Cancer

CRISPR gene therapy, ultrasound and drugs team up against liver cancer

A new experimental therapy for cancer involves CRISPR gene editing, drugs and ultrasound
A new experimental therapy for cancer involves CRISPR gene editing, drugs and ultrasound

Researchers in China have developed a new three-pronged method to fight liver cancer that shows promise in tests in mice. The technique combines drugs and CRISPR-Cas9 gene editing into lipid nanoparticles, then activates them with ultrasound.

One emerging treatment against cancer is known as sonodynamic therapy (SDT), which involves delivering drugs to the tumor and then activating them with ultrasound pulses. That produces reactive oxygen species (ROS) that can induce oxidative stress on the cancer cells to kill them. Unfortunately, cancer can counter this attack with antioxidant enzymes, reducing the method’s efficiency.

So for the new study, the researchers investigated a way to remove that defense system. The team suspected that they could use CRISPR to switch off a gene called NFE2L2, which cancer cells use to set off their antioxidant defenses. The team packaged both the CRISPR machinery and the ROS-producing drugs into lipid nanoparticles, which could be activated with ultrasound pulses.

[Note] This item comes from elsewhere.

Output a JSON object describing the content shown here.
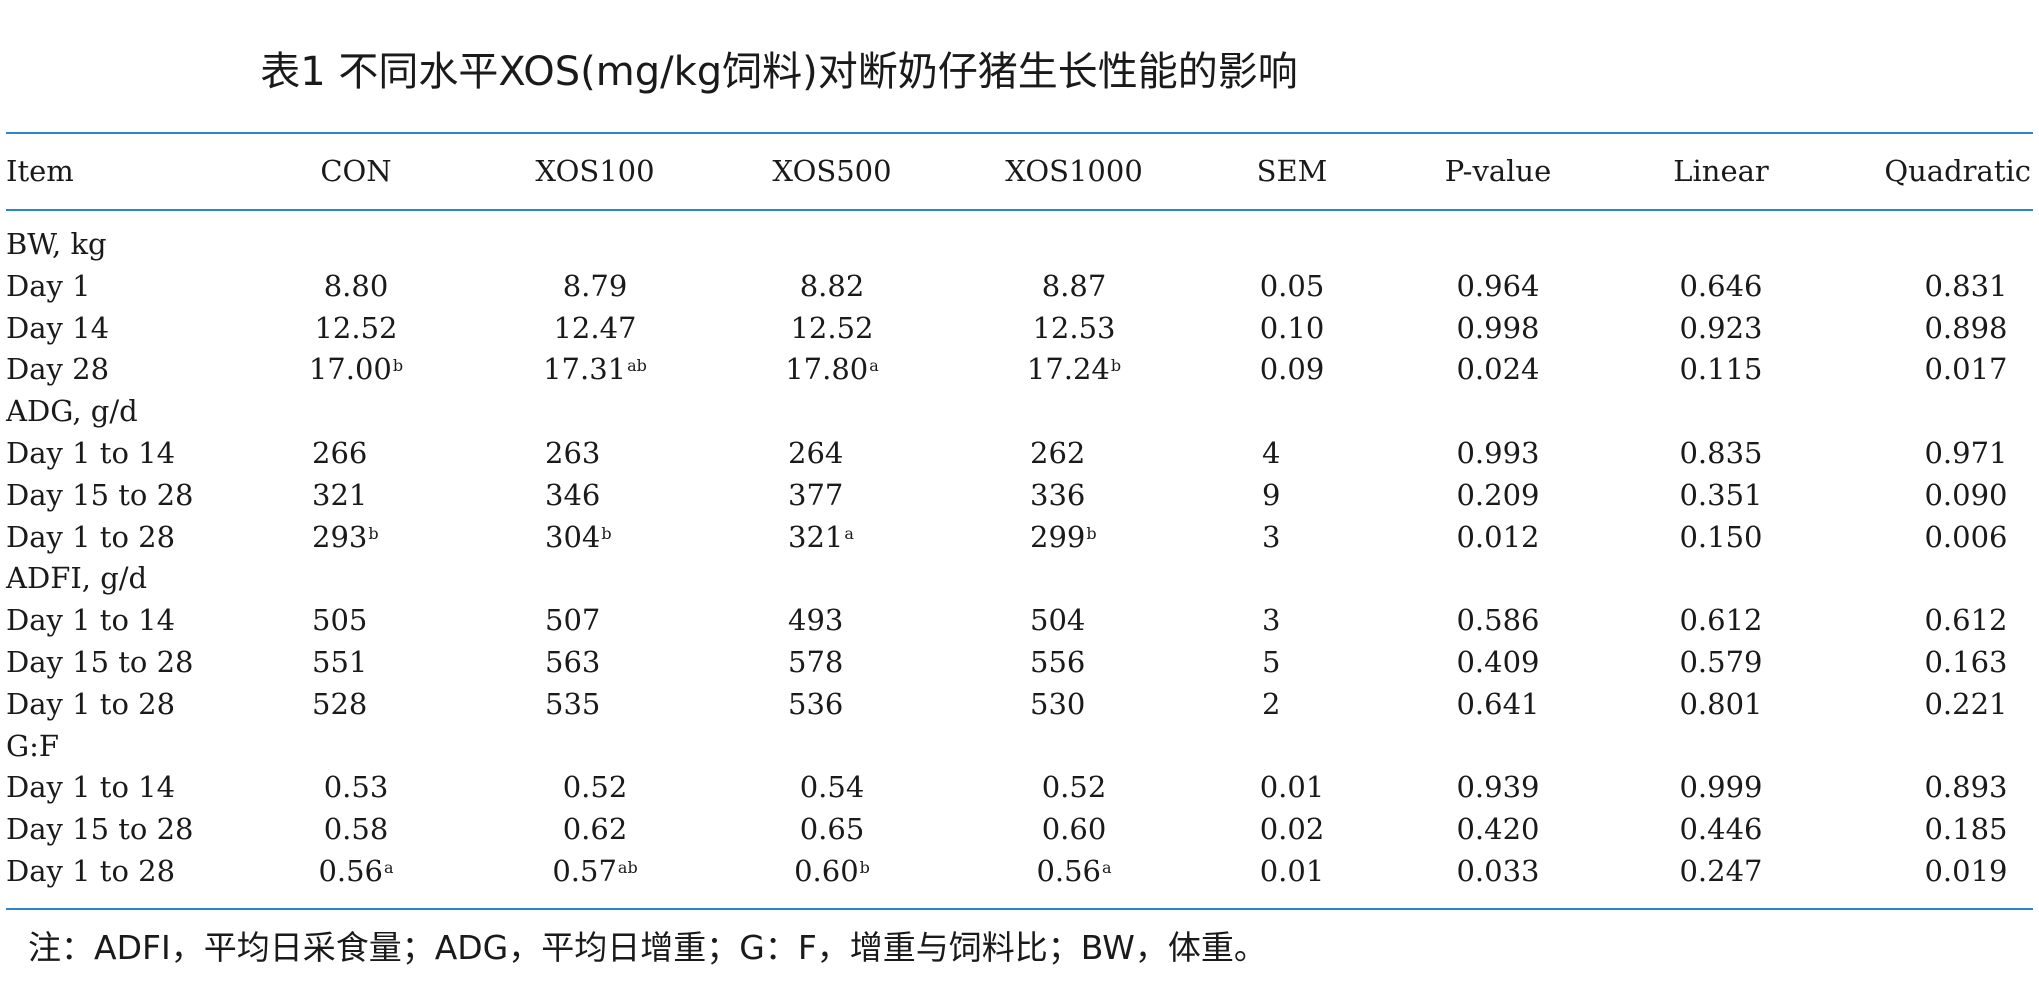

First, the team tested the technique in a dish on cells from a type of liver cancer called hepatocellular carcinoma. The cells took up the nanoparticles, and when ultrasound was applied ROS were formed, which broke open the cells’ lysosomes. That in turn let CRISPR enter the cells’ nuclei, where it got to work knocking out expression of NFE2L2. As such, more ROS were produced, damaging and killing significantly more of the cancer cells compared to the same technique without the gene editing.

In follow-up experiments, the team tested the technique in mice with implanted human hepatocellular carcinoma. While SDT alone did reduce the number of tumors compared to untreated mice, the animals that received both the nanoparticles and ultrasound together saw all of their tumors shrink after 15 days.

The team says that the technique should have fewer side effects than other treatments, because ROS and CRISPR are only released into cells in the area where the ultrasound pulses are directed. Ultrasound can also penetrate deeper into tissue than a related technique called photodynamic therapy, which is triggered by infrared light instead.

Of course, the scientists still need to cross the chasm between animal tests and human trials, with no guarantee that the technique will be applicable to us. But it’s an interesting new tool to investigate.

The research was published in the journal ACS Central Science.